The Trappist monks at the Abbey de Notre Dame de Saint-Remy in Rochefort, Belgium brew just three beers: Rochefort 6 (a Belgian Strong ale), Rochefort 8 (a Dubbel), and the Rochefort 10 (a Quad).
I haven’t tried the 6 or the 8, but I’ll say this about the 10: it is out-of-this-fucking-world good.
I picked up this bottle several months ago. I carefully packed it and moved it with me to Atlanta, and it’s been sitting in my fridge ever since. Just waiting for the kind of crappy day that would make me be all like, DAMN IT ALL TO HELL, I’M DRINKING THE EXPENSIVE ONE!
And it really did make my day 3000% better. It’s that good.
After pouring a rich brown, the first thing you notice about this beer is its smell: like earthy candy, with dried cherries and molasses and caramel and chocolate-covered raisins, but the kind from an expensive chocolate shop and not, like, Raisinettes or whatever. Before I even took a drink, I could tell there was a lot going on in this beer.
The flavor echoed the aroma, with a perfect punch of boozy heat (surprisingly gentle, considering the 11.3% ABV) at the end of each sip. Sweet, but not at all sticky. With a nice thick body and such wonderfully complex flavors, it was very much like drinking dessert. I savored every drop in that bottle.
Bottom line: YES X 1000. One of the best beers I’ve ever consumed. A bit tricky to find and definitely pricy, but worth buying if you see it. Ages well. (Purchased at Tasty Beverage, Raleigh NC, $9/11 oz)
And because I’m apparently trying to get the most bang for my buck these days, here’s another strong one:
A whole-cone Imperial IPA from Sierra Nevada: the Hoptimum.
Side note: I’m starting to have trouble keeping track of all of these hoppy wordplay beer names.
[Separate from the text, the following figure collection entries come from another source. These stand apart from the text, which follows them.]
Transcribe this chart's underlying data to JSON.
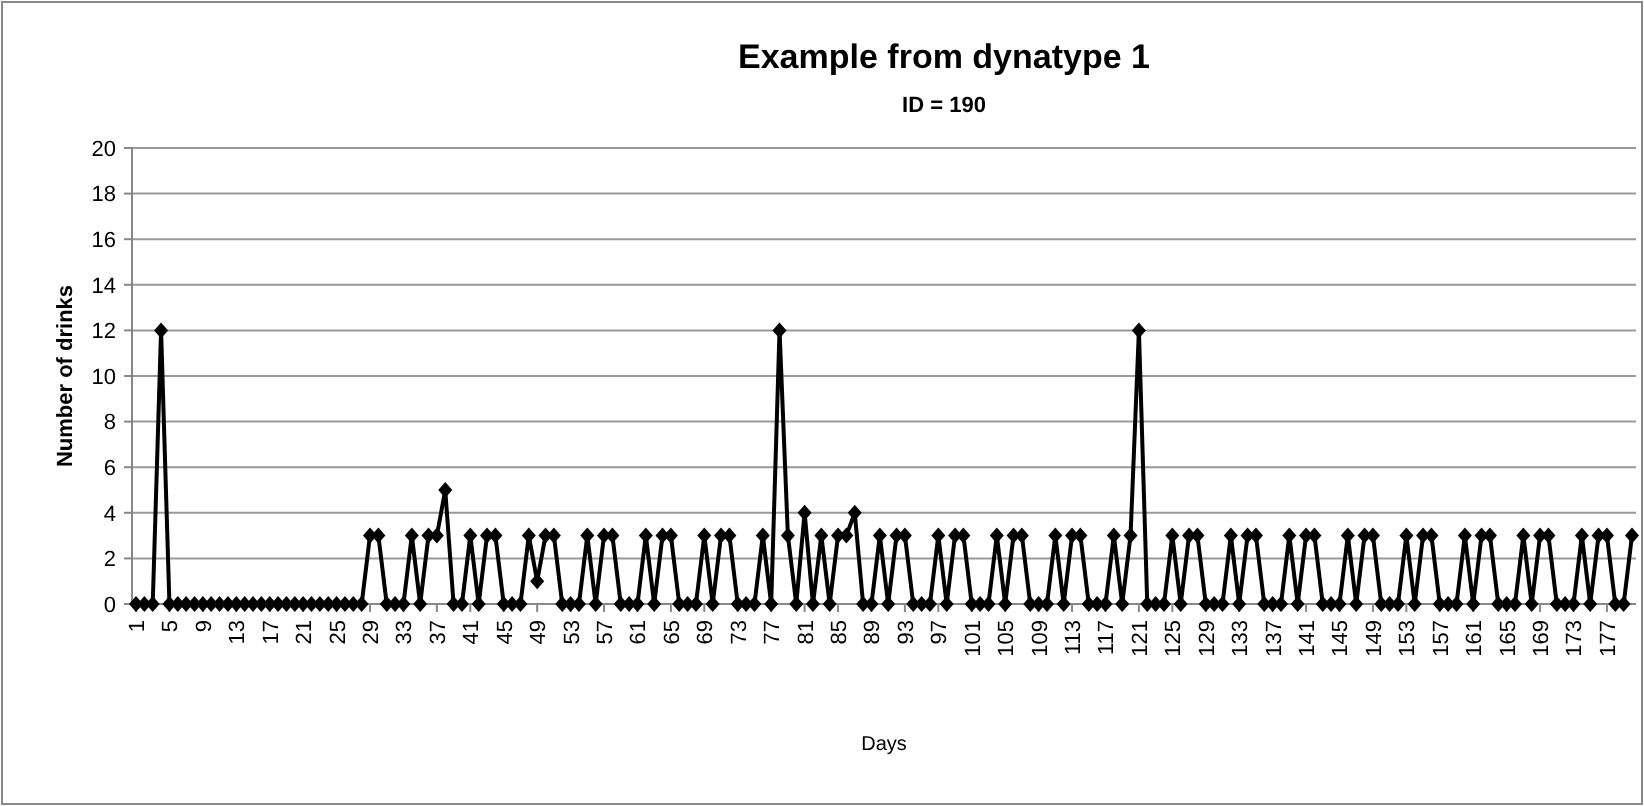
{
  "chart_data": {
    "type": "line",
    "title": "Example from dynatype  1",
    "subtitle": "ID = 190",
    "xlabel": "Days",
    "ylabel": "Number of drinks",
    "categories": [
      "1",
      null,
      null,
      null,
      "5",
      null,
      null,
      null,
      "9",
      null,
      null,
      null,
      "13",
      null,
      null,
      null,
      "17",
      null,
      null,
      null,
      "21",
      null,
      null,
      null,
      "25",
      null,
      null,
      null,
      "29",
      null,
      null,
      null,
      "33",
      null,
      null,
      null,
      "37",
      null,
      null,
      null,
      "41",
      null,
      null,
      null,
      "45",
      null,
      null,
      null,
      "49",
      null,
      null,
      null,
      "53",
      null,
      null,
      null,
      "57",
      null,
      null,
      null,
      "61",
      null,
      null,
      null,
      "65",
      null,
      null,
      null,
      "69",
      null,
      null,
      null,
      "73",
      null,
      null,
      null,
      "77",
      null,
      null,
      null,
      "81",
      null,
      null,
      null,
      "85",
      null,
      null,
      null,
      "89",
      null,
      null,
      null,
      "93",
      null,
      null,
      null,
      "97",
      null,
      null,
      null,
      "101",
      null,
      null,
      null,
      "105",
      null,
      null,
      null,
      "109",
      null,
      null,
      null,
      "113",
      null,
      null,
      null,
      "117",
      null,
      null,
      null,
      "121",
      null,
      null,
      null,
      "125",
      null,
      null,
      null,
      "129",
      null,
      null,
      null,
      "133",
      null,
      null,
      null,
      "137",
      null,
      null,
      null,
      "141",
      null,
      null,
      null,
      "145",
      null,
      null,
      null,
      "149",
      null,
      null,
      null,
      "153",
      null,
      null,
      null,
      "157",
      null,
      null,
      null,
      "161",
      null,
      null,
      null,
      "165",
      null,
      null,
      null,
      "169",
      null,
      null,
      null,
      "173",
      null,
      null,
      null,
      "177",
      null,
      null,
      null
    ],
    "series": [
      {
        "color": "#000000",
        "values": [
          0,
          0,
          0,
          12,
          0,
          0,
          0,
          0,
          0,
          0,
          0,
          0,
          0,
          0,
          0,
          0,
          0,
          0,
          0,
          0,
          0,
          0,
          0,
          0,
          0,
          0,
          0,
          0,
          3,
          3,
          0,
          0,
          0,
          3,
          0,
          3,
          3,
          5,
          0,
          0,
          3,
          0,
          3,
          3,
          0,
          0,
          0,
          3,
          1,
          3,
          3,
          0,
          0,
          0,
          3,
          0,
          3,
          3,
          0,
          0,
          0,
          3,
          0,
          3,
          3,
          0,
          0,
          0,
          3,
          0,
          3,
          3,
          0,
          0,
          0,
          3,
          0,
          12,
          3,
          0,
          4,
          0,
          3,
          0,
          3,
          3,
          4,
          0,
          0,
          3,
          0,
          3,
          3,
          0,
          0,
          0,
          3,
          0,
          3,
          3,
          0,
          0,
          0,
          3,
          0,
          3,
          3,
          0,
          0,
          0,
          3,
          0,
          3,
          3,
          0,
          0,
          0,
          3,
          0,
          3,
          12,
          0,
          0,
          0,
          3,
          0,
          3,
          3,
          0,
          0,
          0,
          3,
          0,
          3,
          3,
          0,
          0,
          0,
          3,
          0,
          3,
          3,
          0,
          0,
          0,
          3,
          0,
          3,
          3,
          0,
          0,
          0,
          3,
          0,
          3,
          3,
          0,
          0,
          0,
          3,
          0,
          3,
          3,
          0,
          0,
          0,
          3,
          0,
          3,
          3,
          0,
          0,
          0,
          3,
          0,
          3,
          3,
          0,
          0,
          3
        ]
      }
    ],
    "ylim": [
      0,
      20
    ],
    "yticks": [
      0,
      2,
      4,
      6,
      8,
      10,
      12,
      14,
      16,
      18,
      20
    ],
    "grid": "y",
    "marker": "diamond",
    "line_style": "solid"
  }
}
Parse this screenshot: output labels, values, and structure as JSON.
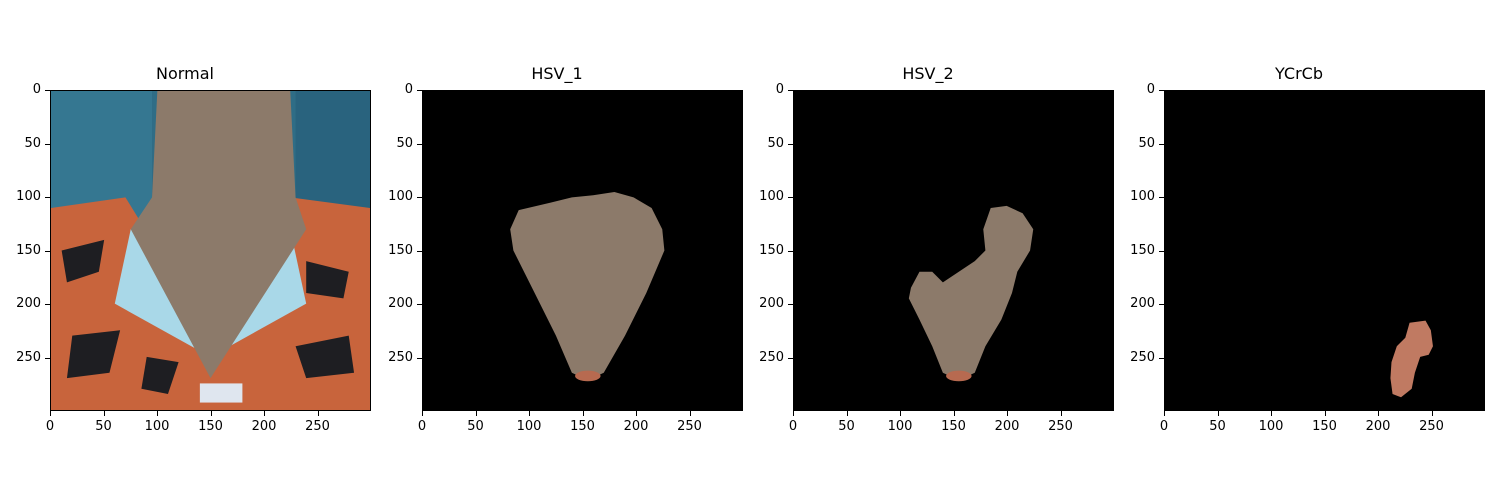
{
  "panels": [
    {
      "title": "Normal"
    },
    {
      "title": "HSV_1"
    },
    {
      "title": "HSV_2"
    },
    {
      "title": "YCrCb"
    }
  ],
  "axes": {
    "x_ticks": [
      "0",
      "50",
      "100",
      "150",
      "200",
      "250"
    ],
    "y_ticks": [
      "0",
      "50",
      "100",
      "150",
      "200",
      "250"
    ],
    "xlim": [
      0,
      299
    ],
    "ylim": [
      0,
      299
    ]
  },
  "colors": {
    "background": "#000000",
    "skin": "#8c7a6a",
    "shirt_orange": "#c8643c",
    "collar_light": "#a9d8e8",
    "curtain_blue": "#2f6d86"
  }
}
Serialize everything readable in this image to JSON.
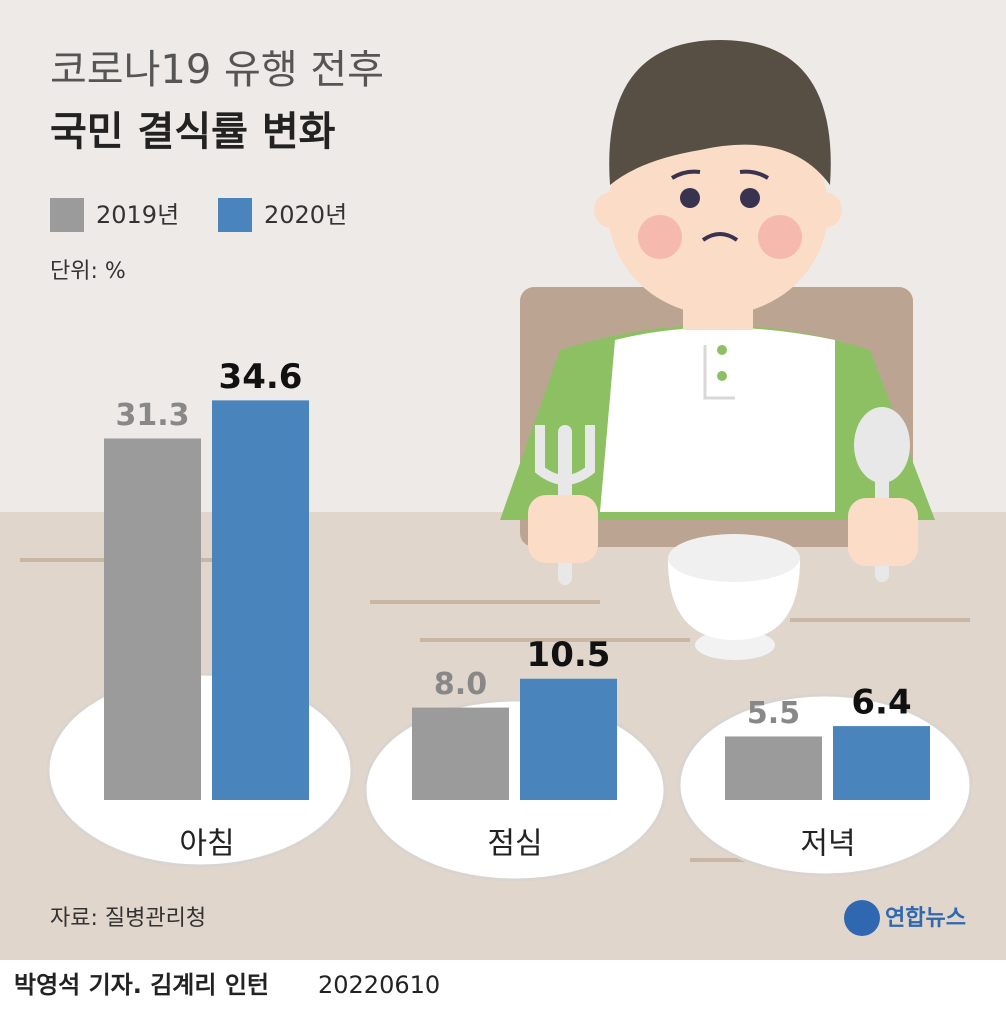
{
  "chart_data": {
    "type": "bar",
    "title": "코로나19 유행 전후",
    "subtitle": "국민 결식률 변화",
    "unit_label": "단위: %",
    "categories": [
      "아침",
      "점심",
      "저녁"
    ],
    "series": [
      {
        "name": "2019년",
        "color": "#9b9b9b",
        "values": [
          31.3,
          8.0,
          5.5
        ],
        "value_labels": [
          "31.3",
          "8.0",
          "5.5"
        ]
      },
      {
        "name": "2020년",
        "color": "#4a84bd",
        "values": [
          34.6,
          10.5,
          6.4
        ],
        "value_labels": [
          "34.6",
          "10.5",
          "6.4"
        ]
      }
    ],
    "source": "자료: 질병관리청",
    "logo": "연합뉴스",
    "credit": "박영석 기자. 김계리 인턴",
    "date": "20220610"
  }
}
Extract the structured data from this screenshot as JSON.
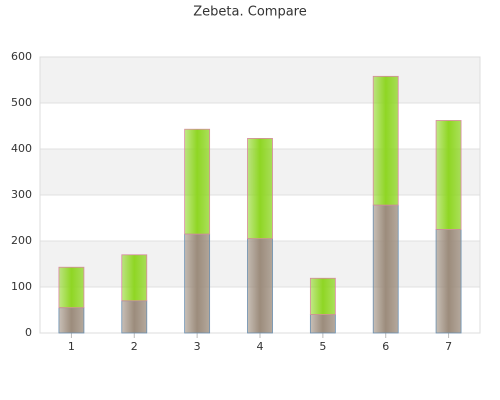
{
  "chart_data": {
    "type": "bar",
    "stacked": true,
    "title": "Zebeta. Compare",
    "categories": [
      "1",
      "2",
      "3",
      "4",
      "5",
      "6",
      "7"
    ],
    "series": [
      {
        "color": "#9c8c7c",
        "values": [
          55,
          70,
          215,
          205,
          40,
          278,
          225
        ]
      },
      {
        "color": "#8fd624",
        "values": [
          88,
          100,
          228,
          218,
          79,
          280,
          237
        ]
      }
    ],
    "ylim": [
      0,
      600
    ],
    "yticks": [
      0,
      100,
      200,
      300,
      400,
      500,
      600
    ],
    "grid": true
  }
}
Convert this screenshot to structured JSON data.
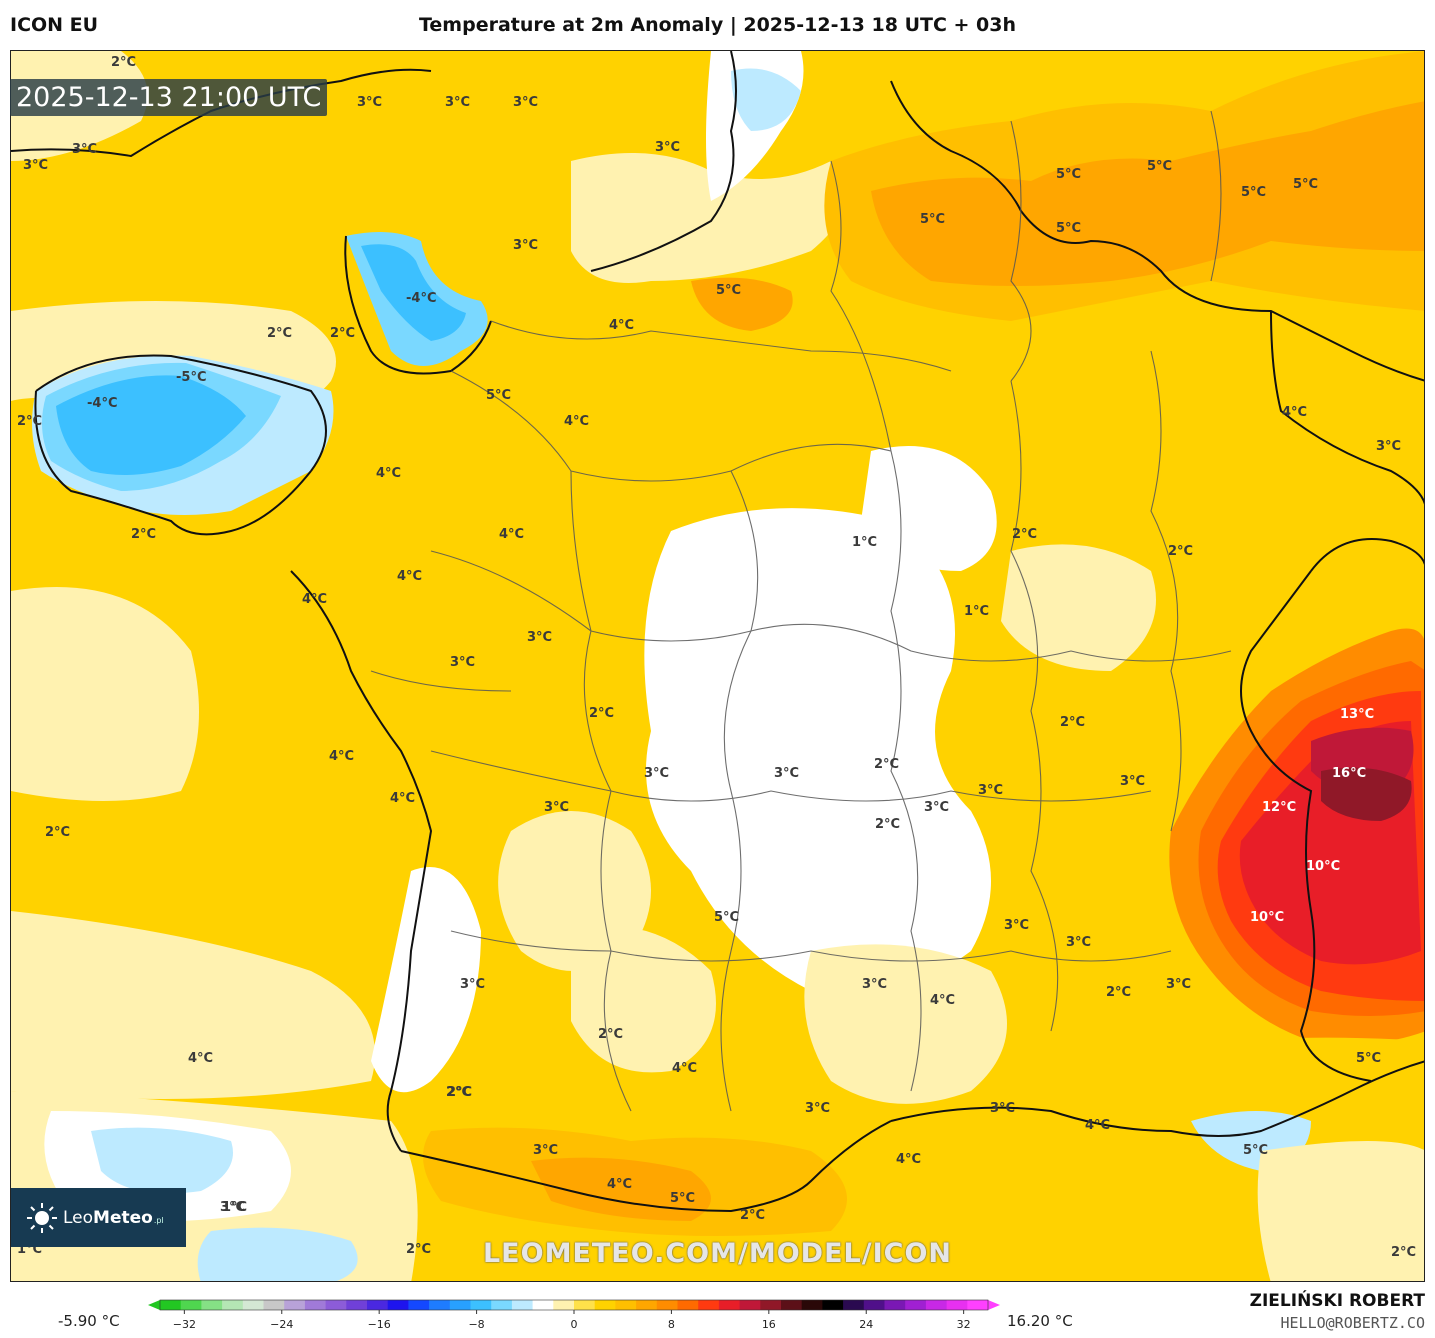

Hopsecutioner. Hoptical Illusion. Hoptimus Prime. Hop Notch. Modus Hoperandi. ApriHop. And I’m sure there are many more that I can’t recall. Cute and clever, but also feeling rather overdone. Enough!
Anyway. I forgive Sierra for the cheeky name because the Hoptimum is a solid beer.
It is, of course, very hoppy and puckery. Its IBU rating clocks in at a hefty 100, beating the brewery’s other IPA offerings (Celebration Ale at 65 IBU; Torpedo at 70). But stick around past the first bite of bitterness and you’ll be rewarded with a nice balance of pine, citrus and caramel flavors which linger through a dry finish. The high alcohol content (10.2% ABV) is noticeable, but not unpleasant.
Bottom line: An excellent choice for hop lovers, and certainly a worthy contender in the arena of ever bigger, bolder, and boozier IPAs. (Purchased at Greene’s, $10/4.)
Writing this post has made me very thirsty. That’s a dangerous thing to be, mid-afternoon, mid-week.
I’d better get back to that yard work.